2014 Outlook: Let's emphasize from the beginning that Martinez will open the season with designated hitter/utility eligibility, as his days behind the dish are history. There's a good chance he picks up in-season eligibility at first base. It took a little while for Martinez to shake the rust off from missing the entire 2012 season, but by season's end it was the same old story: a high average with a smattering of power and decent run production. That said, Martinez's post-break .361 average was fueled by a .371 BABIP that is sure to regress. But since his contact skills are as strong as ever, Martinez should continue to be a run-producing cog in a still-potent Tigers attack.
2014 Outlook: Lind is daily-league gold: He is an effective All-Star against right-handers, having batted .288/.351/.520 against them over the past five seasons, but against left-handers he often sits, due to .213/.253/.337 rates against them during the same time span.

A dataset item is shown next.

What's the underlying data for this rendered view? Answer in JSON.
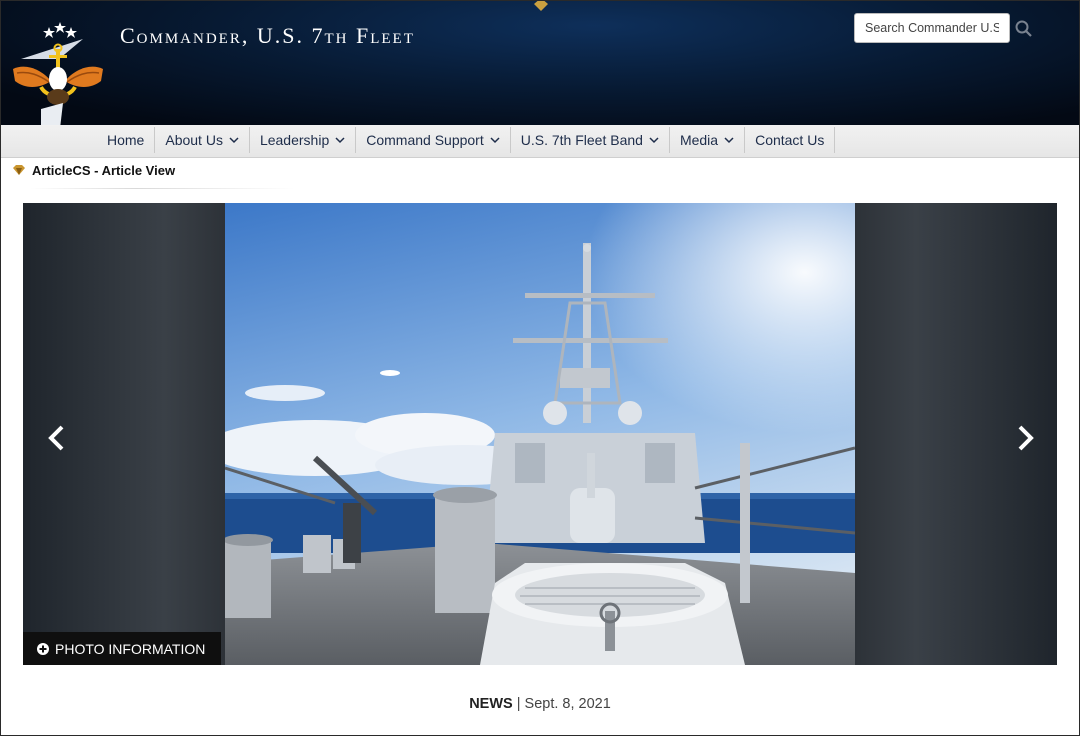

It is that wide split which casts him deeper down the mixed-league rotisserie rankings, labeling him more "specialty player," though among that group, few are his equal. Now 30 years old, Lind has probably reached the extent of his growth potential; the only compelling case to make for him taking another step now is that he's a free agent at year's end. Still, he's worth a mid- to late-round selection even in mixed formats.
2014 Outlook: After missing the entire 2013 campaign with knee woes, Hart landed in the Pacific Northwest, where he should be in the mix for playing time at first base, designated hitter and, health permitting, corner outfield. Seattle is being cautious early on with Hart, waiting until the spring to see how his knee can handle the rigors of chasing flies. Not only is his playing time a question, but so is his on-field performance, considering the likely rust after missing a full season and the fact he is a free swinger. One thing, however, is certain: Even with the new dimensions, Safeco Park is not as hitter-friendly as Miller Park, so a decline in power is likely, regardless of the other factors. Dual eligibility at first and outfield helps make Hart an intriguing utility, or perhaps reserve until we get a better feel for his playing time and production.
2014 Outlook: A season-long battle with a sore left shoulder may be the reason the switch-hitting Swisher saw his numbers versus left-handed pitching plummet last season. But even so, his final line was almost the exact same as the two previous seasons, save for a drop in batting average. Swisher is reporting that he no longer feels any pain in the area, so there is reason to hope he tacks on a few more dingers to last season's total, and is again a solid three-category contributor (HR, RBI, runs). The best part is that you won't have to pay for it, as Swisher is largely ignored in favor of younger players with more upside. His dual first base and outfield eligibility also helps insure maximum output at a couple of spots where the available players are stronger than other positions.